Andy Serrao had been one of the booking agents for Chain Reaction since 2006. In 2015 Tim sold the club to him and retired to his current home in Oregon.
“We had been doing it for such a long time already. Keep in mind, most of those years I was working 18-hour days, going straight to Chain to work the box office and I would stay until all the kids would leave anywhere between midnight to 1 a.m. and I had to get up and be at work at 7 in the morning the next day. Andy was one of the guys who booked local bands for us for a long time. One day I just asked him if he wanted to buy Chain and we worked out a deal. It was pretty simple.”
Hardcore band Touché Amoré played a dozen shows at Chain Reaction from 2009 to 2019, including their first ever headlining set with Joyce Manor opening in May 2010, so lead singer Jeremy Bolm is as good as any when it comes to a reliable source on the subject.

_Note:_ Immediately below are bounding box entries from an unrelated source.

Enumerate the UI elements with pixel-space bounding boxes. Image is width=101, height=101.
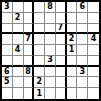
cell-r7c3[interactable]: 8	[24, 67, 35, 78]
cell-r4c9[interactable]: 4	[88, 34, 99, 45]
cell-r2c5[interactable]	[45, 13, 56, 24]
cell-r2c1[interactable]	[2, 13, 13, 24]
cell-r3c6[interactable]: 7	[56, 24, 67, 35]
cell-r9c8[interactable]	[77, 88, 88, 99]
cell-r2c6[interactable]	[56, 13, 67, 24]
cell-r3c7[interactable]	[67, 24, 78, 35]
cell-r3c1[interactable]	[2, 24, 13, 35]
cell-r1c6[interactable]	[56, 2, 67, 13]
sudoku-board: 38627724413683521	[0, 0, 101, 101]
cell-r8c8[interactable]	[77, 77, 88, 88]
cell-r7c9[interactable]	[88, 67, 99, 78]
cell-r3c3[interactable]	[24, 24, 35, 35]
cell-r9c5[interactable]	[45, 88, 56, 99]
cell-r1c9[interactable]	[88, 2, 99, 13]
cell-r5c6[interactable]	[56, 45, 67, 56]
cell-r2c3[interactable]	[24, 13, 35, 24]
cell-r9c4[interactable]: 1	[34, 88, 45, 99]
cell-r7c7[interactable]	[67, 67, 78, 78]
cell-r1c2[interactable]	[13, 2, 24, 13]
cell-r8c6[interactable]	[56, 77, 67, 88]
cell-r2c7[interactable]	[67, 13, 78, 24]
cell-r5c2[interactable]: 4	[13, 45, 24, 56]
cell-r8c2[interactable]	[13, 77, 24, 88]
cell-r1c8[interactable]: 6	[77, 2, 88, 13]
cell-r3c8[interactable]	[77, 24, 88, 35]
cell-r5c1[interactable]	[2, 45, 13, 56]
cell-r6c7[interactable]	[67, 56, 78, 67]
cell-r9c7[interactable]	[67, 88, 78, 99]
cell-r4c2[interactable]	[13, 34, 24, 45]
cell-r6c8[interactable]	[77, 56, 88, 67]
cell-r4c3[interactable]: 7	[24, 34, 35, 45]
cell-r6c4[interactable]	[34, 56, 45, 67]
cell-r8c9[interactable]	[88, 77, 99, 88]
cell-r5c4[interactable]	[34, 45, 45, 56]
cell-r4c1[interactable]	[2, 34, 13, 45]
cell-r3c4[interactable]	[34, 24, 45, 35]
cell-r7c8[interactable]: 3	[77, 67, 88, 78]
cell-r3c2[interactable]	[13, 24, 24, 35]
cell-r6c3[interactable]	[24, 56, 35, 67]
cell-r9c3[interactable]	[24, 88, 35, 99]
cell-r1c3[interactable]	[24, 2, 35, 13]
cell-r2c9[interactable]	[88, 13, 99, 24]
cell-r7c2[interactable]	[13, 67, 24, 78]
cell-r4c8[interactable]	[77, 34, 88, 45]
cell-r5c5[interactable]	[45, 45, 56, 56]
cell-r4c4[interactable]	[34, 34, 45, 45]
cell-r6c1[interactable]	[2, 56, 13, 67]
cell-r1c5[interactable]: 8	[45, 2, 56, 13]
cell-r1c7[interactable]	[67, 2, 78, 13]
cell-r9c2[interactable]	[13, 88, 24, 99]
cell-r6c6[interactable]	[56, 56, 67, 67]
cell-r1c4[interactable]	[34, 2, 45, 13]
cell-r5c9[interactable]	[88, 45, 99, 56]
cell-r3c5[interactable]	[45, 24, 56, 35]
cell-r7c6[interactable]	[56, 67, 67, 78]
cell-r6c5[interactable]: 3	[45, 56, 56, 67]
cell-r8c7[interactable]	[67, 77, 78, 88]
cell-r9c6[interactable]	[56, 88, 67, 99]
cell-r4c6[interactable]	[56, 34, 67, 45]
cell-r5c7[interactable]: 1	[67, 45, 78, 56]
cell-r8c4[interactable]: 2	[34, 77, 45, 88]
cell-r2c8[interactable]	[77, 13, 88, 24]
cell-r5c3[interactable]	[24, 45, 35, 56]
cell-r4c5[interactable]	[45, 34, 56, 45]
cell-r6c2[interactable]	[13, 56, 24, 67]
cell-r5c8[interactable]	[77, 45, 88, 56]
cell-r8c3[interactable]	[24, 77, 35, 88]
cell-r7c1[interactable]: 6	[2, 67, 13, 78]
cell-r8c5[interactable]	[45, 77, 56, 88]
cell-r6c9[interactable]	[88, 56, 99, 67]
cell-r1c1[interactable]: 3	[2, 2, 13, 13]
cell-r8c1[interactable]: 5	[2, 77, 13, 88]
cell-r9c1[interactable]	[2, 88, 13, 99]
cell-r4c7[interactable]: 2	[67, 34, 78, 45]
cell-r7c4[interactable]	[34, 67, 45, 78]
cell-r9c9[interactable]	[88, 88, 99, 99]
cell-r3c9[interactable]	[88, 24, 99, 35]
cell-r2c4[interactable]	[34, 13, 45, 24]
cell-r7c5[interactable]	[45, 67, 56, 78]
cell-r2c2[interactable]: 2	[13, 13, 24, 24]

“Just like with most venues, you don’t know what you have until it’s gone. I actually keep a book of every ticket stub for every show I’ve ever been to, so I still have the stub from the first time I ever went to Chain. It was Sept. 22, 2001. The bands were Eighteen Visions and Taken.”
Right before the COVID-19 lockdown, Touché Amoré played what would be their final stop at Chain Reaction on tour for the 10th anniversary of their first record, “…To the Beat of a Dead Horse.”
“We knew for the West Coast, we had to do the obvious three when it comes to what people think about when they think about legendary venues on the West Coast: Che Cafe, Gilman and Chain,” Bolm said.
Since announcing the demise of the location, people from all states and even other countries have been broadcasting their heartbreak online on forums like Reddit.
“I’m from San Diego so Chain was a staple. My husband is from upstate NY and told me when he was a kid his dream was to play a show at Chain,” one Reddit user commented.
“I’m all the way in Florida and have never been anywhere near SoCal and even I know how legendary that venue is. RIP to a real one,” lamented another.
Greg Katz from the band Cheekface grew up in Irvine and put into words exactly how formative Chain Reaction was for his identity in the scene.
“Chain taught me how to love independent music. It taught me how to be part of an indie scene. I learned to love local bands and to support touring bands. The t-shirts on the wall were a kind of road map to other bands you might like. The back alley outside of the venue crystalized a lot of my long term friendships.
“It’s really sad that it’s leaving Orange County without an obvious replacement. And it probably signals the end of an era for support of true independent music in OC. Of course there are other venues, but there is not another Chain Reaction.”